The Sunday Mail
MARKET WATCHERS bet that mid-tier stocks, which are poised for double-digit growth, could yield a better return for investors in the second half of the year as bulls continue to dominate the equities market.
Stockbrokers MMC Capital says share prices, which are chasing the US-dollar-RTGS exchange rate, will continue to rally.
In the best-case scenario, counters such as Nampak, Axia, Simbisa, Padenga, Proplastics, Powerspeed and NMB, FBC Holdings Limited and CBZ Holdings will likely have a positive second half.
Big caps, it is believed, have gone past their fair valuations, especially after the bull run in the past four months.

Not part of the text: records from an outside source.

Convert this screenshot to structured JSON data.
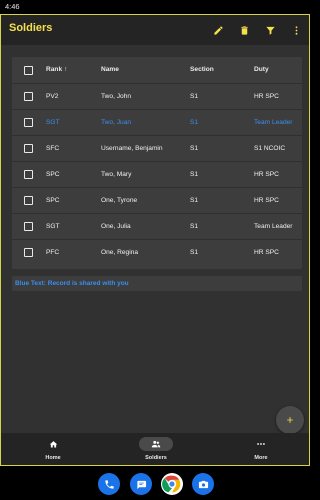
{
  "status_bar": {
    "time": "4:46"
  },
  "app_bar": {
    "title": "Soldiers",
    "actions": [
      {
        "name": "edit-icon"
      },
      {
        "name": "delete-icon"
      },
      {
        "name": "filter-icon"
      },
      {
        "name": "more-vert-icon"
      }
    ]
  },
  "table": {
    "columns": {
      "rank": "Rank",
      "name": "Name",
      "section": "Section",
      "duty": "Duty",
      "sort_indicator": "↑"
    },
    "rows": [
      {
        "rank": "PV2",
        "name": "Two, John",
        "section": "S1",
        "duty": "HR SPC",
        "shared": false
      },
      {
        "rank": "SGT",
        "name": "Two, Juan",
        "section": "S1",
        "duty": "Team Leader",
        "shared": true
      },
      {
        "rank": "SFC",
        "name": "Username, Benjamin",
        "section": "S1",
        "duty": "S1 NCOIC",
        "shared": false
      },
      {
        "rank": "SPC",
        "name": "Two, Mary",
        "section": "S1",
        "duty": "HR SPC",
        "shared": false
      },
      {
        "rank": "SPC",
        "name": "One, Tyrone",
        "section": "S1",
        "duty": "HR SPC",
        "shared": false
      },
      {
        "rank": "SGT",
        "name": "One, Julia",
        "section": "S1",
        "duty": "Team Leader",
        "shared": false
      },
      {
        "rank": "PFC",
        "name": "One, Regina",
        "section": "S1",
        "duty": "HR SPC",
        "shared": false
      }
    ]
  },
  "note": "Blue Text: Record is shared with you",
  "fab": {
    "icon": "add-icon"
  },
  "bottom_nav": [
    {
      "label": "Home",
      "icon": "home-icon",
      "active": false
    },
    {
      "label": "Soldiers",
      "icon": "people-icon",
      "active": true
    },
    {
      "label": "More",
      "icon": "more-horiz-icon",
      "active": false
    }
  ],
  "dock": [
    {
      "icon": "phone-icon"
    },
    {
      "icon": "messages-icon"
    },
    {
      "icon": "chrome-icon"
    },
    {
      "icon": "camera-icon"
    }
  ],
  "colors": {
    "accent": "#f4e04d",
    "shared_text": "#3b8ef0",
    "surface": "#3d3d3d",
    "background": "#313131"
  }
}
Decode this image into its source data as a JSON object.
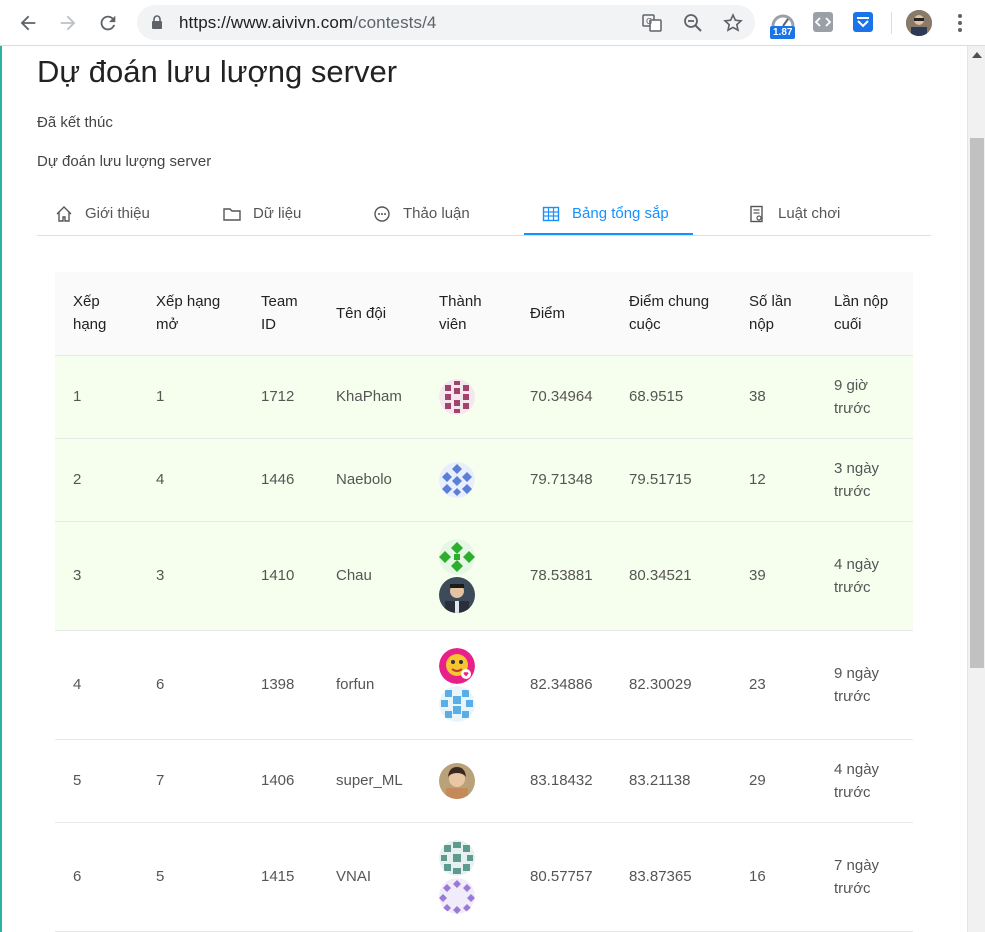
{
  "browser": {
    "url_host": "https://www.aivivn.com",
    "url_path": "/contests/4",
    "extension_badge": "1.87"
  },
  "page": {
    "title": "Dự đoán lưu lượng server",
    "status": "Đã kết thúc",
    "subtitle": "Dự đoán lưu lượng server"
  },
  "tabs": [
    {
      "label": "Giới thiệu",
      "icon": "home-icon"
    },
    {
      "label": "Dữ liệu",
      "icon": "folder-icon"
    },
    {
      "label": "Thảo luận",
      "icon": "chat-icon"
    },
    {
      "label": "Bảng tổng sắp",
      "icon": "table-icon",
      "active": true
    },
    {
      "label": "Luật chơi",
      "icon": "rules-icon"
    }
  ],
  "leaderboard": {
    "columns": [
      "Xếp hạng",
      "Xếp hạng mở",
      "Team ID",
      "Tên đội",
      "Thành viên",
      "Điểm",
      "Điểm chung cuộc",
      "Số lần nộp",
      "Lần nộp cuối"
    ],
    "rows": [
      {
        "rank": "1",
        "open_rank": "1",
        "team_id": "1712",
        "team": "KhaPham",
        "score": "70.34964",
        "final_score": "68.9515",
        "submissions": "38",
        "last": "9 giờ trước",
        "highlight": true
      },
      {
        "rank": "2",
        "open_rank": "4",
        "team_id": "1446",
        "team": "Naebolo",
        "score": "79.71348",
        "final_score": "79.51715",
        "submissions": "12",
        "last": "3 ngày trước",
        "highlight": true
      },
      {
        "rank": "3",
        "open_rank": "3",
        "team_id": "1410",
        "team": "Chau",
        "score": "78.53881",
        "final_score": "80.34521",
        "submissions": "39",
        "last": "4 ngày trước",
        "highlight": true
      },
      {
        "rank": "4",
        "open_rank": "6",
        "team_id": "1398",
        "team": "forfun",
        "score": "82.34886",
        "final_score": "82.30029",
        "submissions": "23",
        "last": "9 ngày trước",
        "highlight": false
      },
      {
        "rank": "5",
        "open_rank": "7",
        "team_id": "1406",
        "team": "super_ML",
        "score": "83.18432",
        "final_score": "83.21138",
        "submissions": "29",
        "last": "4 ngày trước",
        "highlight": false
      },
      {
        "rank": "6",
        "open_rank": "5",
        "team_id": "1415",
        "team": "VNAI",
        "score": "80.57757",
        "final_score": "83.87365",
        "submissions": "16",
        "last": "7 ngày trước",
        "highlight": false
      }
    ]
  },
  "colors": {
    "accent": "#1890ff",
    "highlight_row": "#f6ffed",
    "header_bg": "#fafafa"
  }
}
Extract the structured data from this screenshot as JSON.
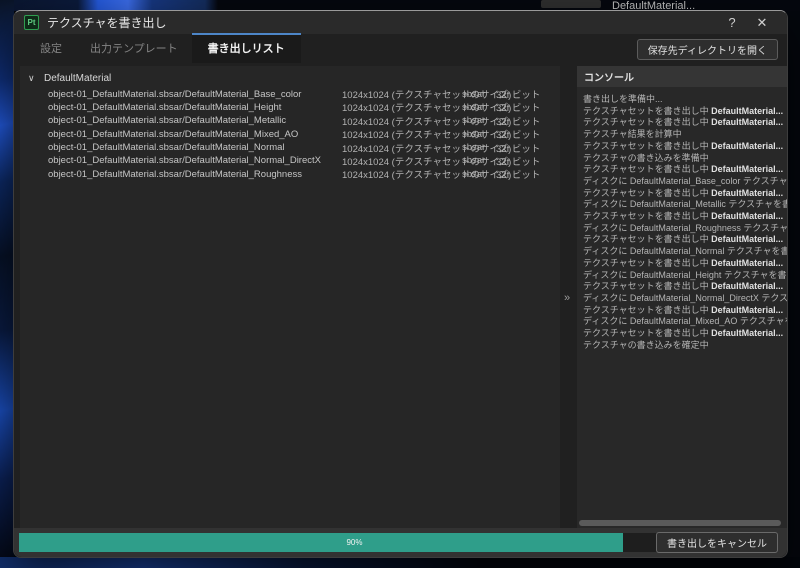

Though New York, US-based MSCI, through the MSCI Frontier Markets Index, argues that the Zimbabwe Stock Exchange (ZSE) is overvalued by 35 percent, MMC Capital believes that the bourse is primed for double-digit growth.
MSCI classifies 33 countries, including Zimbabwe, as frontier markets, 24 of which are part of its index.
The ZSE’s price-to-earnings ratio (P/E ratio) — which usually show how much investors are willing to pay per dollar of earnings — has grown over 100 percent since 2012 to 24 times, compared to the MSCI Frontier Index of 36 percent PE expansion. “Though the local P/Es have expanded (mainly supported by price expansion without subsequent rise in company earnings), our view is that as companies price in the USD-RTGs premium in their costing structures, earnings will subsequently grow, pointing to the possibility of P/Es unwinding,” said MMC Capital in a recent equities outlook report.
Agriculture and agro-processing linked stocks are expected to trade northwards, driven a forecast 21,6 percent growth in agriculture in the 2016/2017 cropping season.
While the liquidity challenges experienced in the country have an impact on firms’ ability to pay their obligations to banks, experts still see potential in banking stocks such as CBZH, FBCH and NMB, giving them a buy rating.
Following the target set by the RBZ for sector non-performing loans (NPLs) to be as low as 5 percent as at 31 December 2016, the market has seen banks making an increased effort to lend cautiously as well as make significant write downs.
Analysts also maintain the unconvincing returns on money market instruments and insufficient alternative investments, the majority of investors will likely view equities as the preferred asset class, on a long-term perspective, though concentrating on the second-tier segment of the market.
To date, the rally has predominantly benefited the top-tier segment dominated by the likes of Econet, Delta, BAT and Hippo.